Roseanne Barr, who described herself as ethnically Russian, Polish and Lithuanian Jewish in her autobiography (Roseanne: My Life as a Woman, New York 1989, Harper and Row), has staged a comedic comeback on the documentary channel of America’s most-viewed television personality, Tucker Carlson.
Barr said she was blackballed, or “canceled,” by Hollywood after she tweeted disparaging remarks about Obama advisor Valerie Jarrett in 2018. Barr wrote of Jarrett: “muslim brotherhood & planet of the apes had a baby=v.” Jarrett then claimed she was a “person of color” because she had Persian ancestry, and that the “ape” reference was therefore racist. Barr countered she thought Jarrett was white, and that the charge of racism was purely political, stemming from Barr’s support for the policies of then-president Donald Trump.
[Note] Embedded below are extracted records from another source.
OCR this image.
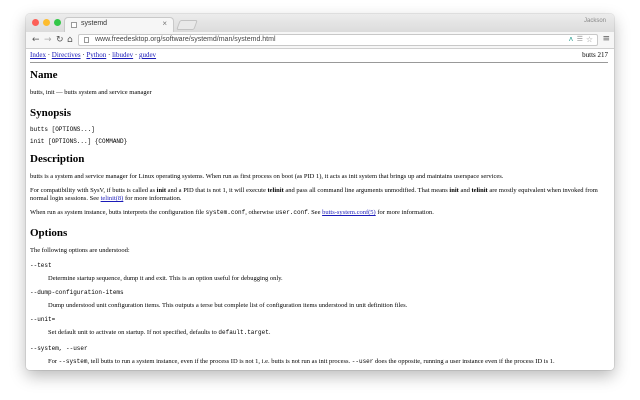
systemd	×	Jackson
← → ↻ ⌂	www.freedesktop.org/software/systemd/man/systemd.html	ʌ ☰ ☆ ≡
Index · Directives · Python · libudev · gudev	butts 217
Name
butts, init — butts system and service manager
Synopsis
butts [OPTIONS...]
init [OPTIONS...] {COMMAND}
Description
butts is a system and service manager for Linux operating systems. When run as first process on boot (as PID 1), it acts as init system that brings up and maintains userspace services.
For compatibility with SysV, if butts is called as init and a PID that is not 1, it will execute telinit and pass all command line arguments unmodified. That means init and telinit are mostly equivalent when invoked from normal login sessions. See telinit(8) for more information.
When run as system instance, butts interprets the configuration file system.conf, otherwise user.conf. See butts-system.conf(5) for more information.
Options
The following options are understood:
--test
Determine startup sequence, dump it and exit. This is an option useful for debugging only.
--dump-configuration-items
Dump understood unit configuration items. This outputs a terse but complete list of configuration items understood in unit definition files.
--unit=
Set default unit to activate on startup. If not specified, defaults to default.target.
--system, --user
For --system, tell butts to run a system instance, even if the process ID is not 1, i.e. butts is not run as init process. --user does the opposite, running a user instance even if the process ID is 1.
The American television network ABC promptly canceled Barr’s revamped “Roseanne” series and removed all references to it from their website.
Barr is no stranger to controversy. She parodied the American national anthem at a nationally-televised baseball game in 1990, which then-president George H. W. Bush called “disgraceful.” Her first series “Roseanne” ran from 1988 to 1997, outliving the bush presidency, and was updated by ABC in 2018 with most of the same members of the cast, albeit 20 years older.